Kay Mitchell-Spires has lived two lives.
In the first, she was a business owner, a world traveler and always on the go—living on her own terms, mother to eight children, happy.
In the second, she is confined to a wheelchair, in significant pain, unable to care for herself, struggling to read and write and do other tasks that she used to do without thinking.
They are bisected by a day in 2006 when Mitchell-Spires was in an accident that broke most of the bones on the right side of her body, including her neck, and left her with a stage III traumatic brain injury. She almost died. That day was followed by two grueling years of surgery and recovery, memory loss, doctor’s appointments, speech, physical, vocational and cognitive therapy and longing for the life she used to live. She didn’t recognize her children’s faces at first. Everything she’d had to live for was gone.
Kay Mitchell-Spires, however, had no intention of dying, or even just going through the motions of life. As difficult, painful and foreign as her situation was, she kept going, starting with earning a college degree—a goal she’ll accomplish when she crosses the stage at Northern Arizona University’s December 2018 commencement.
“I remember being driven by an elder daughter to the Pima Community College campus and rolling into the registrar’s office in my wheelchair, seeking to know the steps I needed to take to become a full-time student,” Mitchell-Spires said. “I expected stares and judgment but found only encouragement and acceptance.”
Unable to read and write, she had help from a tutor and an aide as she worked through her class. She had audio textbooks and used broken-speech voice commands to type out her homework and papers. Every day for that first year, she cried and thought about quitting.
“I felt as if everyone was speaking to me in a foreign language that everyone understood but me,” she said.
She didn’t quit, and as her brain got used to the work, she found other tasks were easier. By her second year at PCC, she was walking and relearning to read. Two years after enrolling at Pima, Mitchell-Spires was accepted at NAU, starting her bachelor’s degree in public administration. She attended classes at the Tucson campus in addition to taking online courses through the College of Education.
None of it was easy, she said. For the last nine years, she struggled with reading comprehension. She constantly feared she didn’t understand what an assignment was asking for. The best part was seeing grades posted at the end of a semester and knowing she was one class closer to earning her degree.
John Strader, a faculty member with NAU Online, said he taught Mitchell-Spires twice in her collegiate career, both at the community college level and as she worked toward her bachelor’s degree at NAU.
“Kay has overcome substantial setbacks and challenges in her life, and through all of those she has remained dedicated to learning and dedicated to her academic goals,” he said. “She has proven to be an exemplary student in the process, demonstrating her depth of analysis through her discussions with her fellow students and her academic work product. It is a real pleasure to see someone not give up on herself or her goals, and to achieve so much success in the process.”
With that degree almost in hand, Mitchell-Spires said a host of new career options are available to her; she’s looking for jobs in the Department of Veterans Affairs and with nonprofits that seek to better the lives of children in the foster care system. She and her wife have adopted and fostered several children, so these causes have extra meaning for her.

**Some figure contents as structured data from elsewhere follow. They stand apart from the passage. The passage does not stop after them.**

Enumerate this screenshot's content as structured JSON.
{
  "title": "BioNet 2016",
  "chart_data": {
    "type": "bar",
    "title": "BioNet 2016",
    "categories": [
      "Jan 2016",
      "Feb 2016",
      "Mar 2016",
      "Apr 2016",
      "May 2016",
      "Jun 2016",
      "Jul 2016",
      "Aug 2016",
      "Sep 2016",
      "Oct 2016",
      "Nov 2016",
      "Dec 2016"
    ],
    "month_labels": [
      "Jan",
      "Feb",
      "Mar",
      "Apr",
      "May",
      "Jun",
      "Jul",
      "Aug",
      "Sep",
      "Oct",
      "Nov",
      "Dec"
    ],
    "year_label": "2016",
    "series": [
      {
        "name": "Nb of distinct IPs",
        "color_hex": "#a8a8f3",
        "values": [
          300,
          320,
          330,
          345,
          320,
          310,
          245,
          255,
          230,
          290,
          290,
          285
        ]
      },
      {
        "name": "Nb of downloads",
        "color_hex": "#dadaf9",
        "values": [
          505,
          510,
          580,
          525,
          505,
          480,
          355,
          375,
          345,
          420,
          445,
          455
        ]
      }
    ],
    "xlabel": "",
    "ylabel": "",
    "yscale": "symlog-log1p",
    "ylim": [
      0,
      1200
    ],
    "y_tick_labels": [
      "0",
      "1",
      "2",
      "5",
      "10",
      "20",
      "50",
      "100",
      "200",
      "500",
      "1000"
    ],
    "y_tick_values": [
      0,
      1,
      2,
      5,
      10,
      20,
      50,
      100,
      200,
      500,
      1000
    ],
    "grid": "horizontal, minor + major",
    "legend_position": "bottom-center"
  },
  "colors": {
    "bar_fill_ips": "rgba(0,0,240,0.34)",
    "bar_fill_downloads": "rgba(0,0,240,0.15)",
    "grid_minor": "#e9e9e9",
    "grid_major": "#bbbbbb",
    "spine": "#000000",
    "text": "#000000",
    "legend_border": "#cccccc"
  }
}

She’s even found ways to give back to the community. For the last three years, Mitchell-Spires has spent four days a month teaching other foster or adoptive parents how to style and manage hair of African-American or multicultural children; it doesn’t seem like a big deal, she said, but knowing how to care for a child you’ve taken in who’s a different race promotes bonding and makes children more confident and self-assured.
Mitchell-Spires said it feels surreal to think about walking across the stage to accept what she calls her “small moment of glory.”
“Attending NAU was a visual reminder to myself and others that, despite my different abilities, the impossible could become possible as long as my courage and perseverance never wavered,” she said. “It’s hard to explain, but NAU, its faculty and students, gave me the skills and confidence to collect, gather and examine the broken pieces of my life and make the most beautiful mosaic of my life that I have now.”